People who see this contract as a negative are hopelessly delusional and receive a disproportionate amount of attention from the rest of us Habs fans. Price makes much less than most starting goalies. He's got a lot to prove, but for all of the reasons Arpon touched on - this deal has great potential.

David said...

Sure, I agree with all the above stats. They do make sense. But that doesn't tell the whole story.

To be a trully elite goalie in the NHL, one must also be tough mentally. Tough enough to make that one (or more) key timely save in big pressure filled money games.

Price seemed to have it at the world juniours and in his early AHL playoff sojourn. But this is the NHL.

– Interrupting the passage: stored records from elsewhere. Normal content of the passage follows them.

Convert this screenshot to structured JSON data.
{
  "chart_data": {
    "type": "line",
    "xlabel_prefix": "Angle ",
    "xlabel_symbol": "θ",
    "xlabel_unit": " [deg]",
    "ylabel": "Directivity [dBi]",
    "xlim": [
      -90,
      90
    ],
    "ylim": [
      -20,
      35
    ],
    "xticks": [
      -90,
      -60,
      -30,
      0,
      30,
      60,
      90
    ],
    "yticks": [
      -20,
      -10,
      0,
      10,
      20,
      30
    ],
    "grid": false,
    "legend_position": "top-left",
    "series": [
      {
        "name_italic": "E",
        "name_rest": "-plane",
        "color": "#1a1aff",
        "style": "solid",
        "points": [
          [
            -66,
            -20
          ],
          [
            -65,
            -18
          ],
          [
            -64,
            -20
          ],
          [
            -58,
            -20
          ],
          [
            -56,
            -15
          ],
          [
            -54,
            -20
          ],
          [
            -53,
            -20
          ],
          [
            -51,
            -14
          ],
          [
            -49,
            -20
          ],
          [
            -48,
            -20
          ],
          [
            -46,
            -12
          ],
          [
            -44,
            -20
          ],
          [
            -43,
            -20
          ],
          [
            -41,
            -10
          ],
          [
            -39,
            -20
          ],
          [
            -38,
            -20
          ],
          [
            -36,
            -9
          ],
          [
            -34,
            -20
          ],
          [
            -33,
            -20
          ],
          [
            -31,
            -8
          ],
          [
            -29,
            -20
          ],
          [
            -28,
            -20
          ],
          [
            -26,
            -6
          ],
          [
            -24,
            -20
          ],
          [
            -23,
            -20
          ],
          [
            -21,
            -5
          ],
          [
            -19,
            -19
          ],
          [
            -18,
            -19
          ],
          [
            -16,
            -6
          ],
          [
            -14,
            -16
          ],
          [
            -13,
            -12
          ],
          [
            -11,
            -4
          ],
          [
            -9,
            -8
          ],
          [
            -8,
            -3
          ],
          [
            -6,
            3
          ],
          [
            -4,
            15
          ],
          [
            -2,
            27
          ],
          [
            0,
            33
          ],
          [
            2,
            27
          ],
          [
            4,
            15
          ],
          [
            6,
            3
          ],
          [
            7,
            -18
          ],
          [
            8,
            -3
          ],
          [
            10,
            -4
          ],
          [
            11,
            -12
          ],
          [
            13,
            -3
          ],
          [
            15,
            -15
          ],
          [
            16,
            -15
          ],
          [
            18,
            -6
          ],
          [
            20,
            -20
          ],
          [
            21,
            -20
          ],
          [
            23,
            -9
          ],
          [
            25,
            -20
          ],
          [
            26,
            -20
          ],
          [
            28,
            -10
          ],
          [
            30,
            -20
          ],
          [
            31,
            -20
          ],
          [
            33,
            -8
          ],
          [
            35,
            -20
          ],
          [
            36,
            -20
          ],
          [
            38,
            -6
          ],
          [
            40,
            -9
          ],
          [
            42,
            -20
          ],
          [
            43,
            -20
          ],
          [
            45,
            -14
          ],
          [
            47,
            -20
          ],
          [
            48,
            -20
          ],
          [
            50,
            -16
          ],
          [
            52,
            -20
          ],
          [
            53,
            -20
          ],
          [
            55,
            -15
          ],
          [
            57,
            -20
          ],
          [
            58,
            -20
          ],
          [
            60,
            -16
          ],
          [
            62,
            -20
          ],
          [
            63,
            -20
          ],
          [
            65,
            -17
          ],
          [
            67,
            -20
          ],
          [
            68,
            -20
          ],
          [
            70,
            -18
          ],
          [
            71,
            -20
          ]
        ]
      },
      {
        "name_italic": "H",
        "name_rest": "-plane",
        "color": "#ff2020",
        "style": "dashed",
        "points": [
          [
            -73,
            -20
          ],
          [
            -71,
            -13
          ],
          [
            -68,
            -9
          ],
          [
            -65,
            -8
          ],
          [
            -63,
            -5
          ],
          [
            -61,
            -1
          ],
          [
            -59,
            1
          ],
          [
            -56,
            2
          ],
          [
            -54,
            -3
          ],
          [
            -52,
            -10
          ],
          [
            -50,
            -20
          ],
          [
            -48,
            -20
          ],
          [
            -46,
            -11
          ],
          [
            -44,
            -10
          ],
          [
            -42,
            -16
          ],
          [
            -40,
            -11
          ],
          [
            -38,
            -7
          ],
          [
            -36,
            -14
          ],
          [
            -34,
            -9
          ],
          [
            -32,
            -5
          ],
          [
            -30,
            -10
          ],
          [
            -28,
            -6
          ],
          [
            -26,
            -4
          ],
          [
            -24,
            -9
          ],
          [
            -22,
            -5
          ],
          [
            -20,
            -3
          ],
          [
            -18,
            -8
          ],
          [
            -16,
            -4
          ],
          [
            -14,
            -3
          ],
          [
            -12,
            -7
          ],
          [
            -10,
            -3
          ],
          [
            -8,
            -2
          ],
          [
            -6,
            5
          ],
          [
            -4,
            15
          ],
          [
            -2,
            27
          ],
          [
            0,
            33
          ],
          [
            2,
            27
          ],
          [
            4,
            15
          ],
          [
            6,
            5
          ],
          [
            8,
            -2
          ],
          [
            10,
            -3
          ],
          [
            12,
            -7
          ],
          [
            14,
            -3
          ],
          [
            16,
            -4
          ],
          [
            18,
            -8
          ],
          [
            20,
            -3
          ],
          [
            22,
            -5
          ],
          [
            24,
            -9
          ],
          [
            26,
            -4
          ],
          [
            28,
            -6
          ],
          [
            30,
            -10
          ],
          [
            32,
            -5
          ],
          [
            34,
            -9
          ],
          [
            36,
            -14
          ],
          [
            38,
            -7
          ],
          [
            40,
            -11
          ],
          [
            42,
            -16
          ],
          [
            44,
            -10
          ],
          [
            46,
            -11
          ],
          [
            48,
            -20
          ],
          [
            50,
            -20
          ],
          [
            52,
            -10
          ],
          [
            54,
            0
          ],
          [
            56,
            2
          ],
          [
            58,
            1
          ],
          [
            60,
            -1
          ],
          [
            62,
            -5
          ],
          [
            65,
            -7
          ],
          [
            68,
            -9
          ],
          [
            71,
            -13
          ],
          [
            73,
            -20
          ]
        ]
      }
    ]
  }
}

So this is The X-factor. Brodeur had it. Roy had it. Does Pricey have it?

Olivier said...

I like Price and I think this is a nice contract. Because of the situation Arpon alluded to in a recent post regarding the habs cap situation next year, Gauthier probably couldn't afford to sign Price for a one-year qualifying offer. The risk of having Price ask for 3.5+ millions next year (and thus throwing a wrench in a delicate if wholly manageable situation) were too high, so he split the risk by paying Carey up front. Nice move.

I'm still annoyed with Auld, tough. I couldn't care less about Price's mental makeup; the one goalie model is dead in the NHL. Every good team now must count on two goaltenders who can be good for 40+ games so the team is covered for injuries and doubles its chances of having one of them go white-hot in the playoffs. The playoffs thing is especially important and is to me the reason why the 6+mil a year #1 goaltender is now detrimental to playoffs success. The Hawks could go over Huet's salary last year because they still had Toews and Kane on value contracts but it was vital for them to send Cristo to Fribourg this year.

So I'm glad we have Price locked up for a reasonable price, but the emphasis put on him being the go to guy (and Auld's hiring) tells me we are now more vulnerable in goals. Oh well.

MathMan said...

@Olivier: Not disagreeing with you, obviously the Habs are weaker in goal if only because Halak is better than Auld (that shouldn't be too controversial ;) ).

But there was no way they were going to match last year's tandem on a budget equal to Halak's new cap hit alone. The Habs are getting a fair amount of goaltending for a 3.75 million cap hit. It's not as much as they did last year, obviously, but that was really an exceptional situation.